AUSTIN — The Texas Legislative Budget Board set a $77.9 billion cap on state spending Thursday for the 2014-15 budget year, a 10 percent increase above the current discretionary spending limit.
But Republican leaders said the actual state budget likely will be less. Gov. Rick Perry and his allies have said they want to limit spending increases to population growth plus inflation. Ursula Parks, the budget board’s director, told lawmakers that experts estimate that rate will be 9.85 percent in 2014-15.
The spending cap is based on the economic forecasts of state revenues over the next two years. The final cap, though, will be set by State Comptroller Susan Combs in January when she issues an official revenue estimate for 2014-15.
Lt. Gov.

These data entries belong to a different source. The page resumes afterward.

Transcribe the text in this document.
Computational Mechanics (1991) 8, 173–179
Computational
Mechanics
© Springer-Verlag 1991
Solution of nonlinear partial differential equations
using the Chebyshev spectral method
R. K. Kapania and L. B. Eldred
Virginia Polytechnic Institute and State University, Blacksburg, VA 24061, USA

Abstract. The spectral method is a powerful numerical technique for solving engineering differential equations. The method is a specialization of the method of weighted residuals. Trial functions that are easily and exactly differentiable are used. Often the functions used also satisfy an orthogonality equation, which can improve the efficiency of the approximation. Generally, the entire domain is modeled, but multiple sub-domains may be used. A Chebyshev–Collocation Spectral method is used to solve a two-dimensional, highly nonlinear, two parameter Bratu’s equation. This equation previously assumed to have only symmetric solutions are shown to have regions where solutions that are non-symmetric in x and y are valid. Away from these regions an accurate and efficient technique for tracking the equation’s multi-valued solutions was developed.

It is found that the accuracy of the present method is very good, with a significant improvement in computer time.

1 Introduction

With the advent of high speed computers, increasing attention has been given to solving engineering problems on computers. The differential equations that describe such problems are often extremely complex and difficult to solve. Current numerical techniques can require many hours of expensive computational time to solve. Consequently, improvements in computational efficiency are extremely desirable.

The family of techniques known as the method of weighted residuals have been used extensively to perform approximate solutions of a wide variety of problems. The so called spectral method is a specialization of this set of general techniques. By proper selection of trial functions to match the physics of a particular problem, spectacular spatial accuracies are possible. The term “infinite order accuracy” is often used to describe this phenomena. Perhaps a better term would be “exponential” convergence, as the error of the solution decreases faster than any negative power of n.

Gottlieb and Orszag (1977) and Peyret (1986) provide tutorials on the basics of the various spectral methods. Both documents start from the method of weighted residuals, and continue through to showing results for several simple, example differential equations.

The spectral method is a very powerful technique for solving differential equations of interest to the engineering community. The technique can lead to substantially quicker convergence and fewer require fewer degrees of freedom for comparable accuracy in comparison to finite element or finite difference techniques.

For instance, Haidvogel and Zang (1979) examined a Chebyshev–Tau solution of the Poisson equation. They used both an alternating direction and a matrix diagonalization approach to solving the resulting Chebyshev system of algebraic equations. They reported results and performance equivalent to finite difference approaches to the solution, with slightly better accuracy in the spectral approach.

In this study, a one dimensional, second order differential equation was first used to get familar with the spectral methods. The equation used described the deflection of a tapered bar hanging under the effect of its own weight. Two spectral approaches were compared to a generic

David Dewhurst, who presides over the Senate, said his chamber will produce an appropriations bill where spending increases are limited to that rate, and bragged that Texas ranks 49th in the nation in terms of per capita state spending.
Democratic state Rep. Sylvester Turner, vice chairman of the House finance committee, objected to making commitments before the 2013 legislative session even begins.
“I would urge everyone here — including myself — not to write a budget sitting around this table today and commit ourselves to a position that may not be in the best interests of the state of Texas,” Turner said. I don’t think we are in the best position right now to place limits on what we are going to do in a session that is yet to start.”
The Legislative Budget Board writes the first draft of the state budget every two years, and then lawmakers haggle over an appropriations bill during the session, which begins in January. The Texas House and Senate take turns drafting the initial appropriations bill; in 2013, the Senate will produce the first-draft of the bill.
During the 2011 session, the Republican-led Legislature had to cut $15 billion in state spending, targeting $5.4 billion in school funding and shorting health programs for the poor and disabled by $4.7 billion.
Lawmakers will have to cover that shortfall for Medicaid by March 2013 and will need to deal with at least $7 billion in additional spending for Medicaid over the next two years.
Democrats also want to restore the spending cut from public schools, who have sued the state claiming the state’s system for funding public schools is unconstitutional.
Despite the big jump in expected revenue, lawmakers will still have to make tough decisions and cut some programs. Republicans also appear to have adopted the inflation plus population growth limit as an article of conservative values.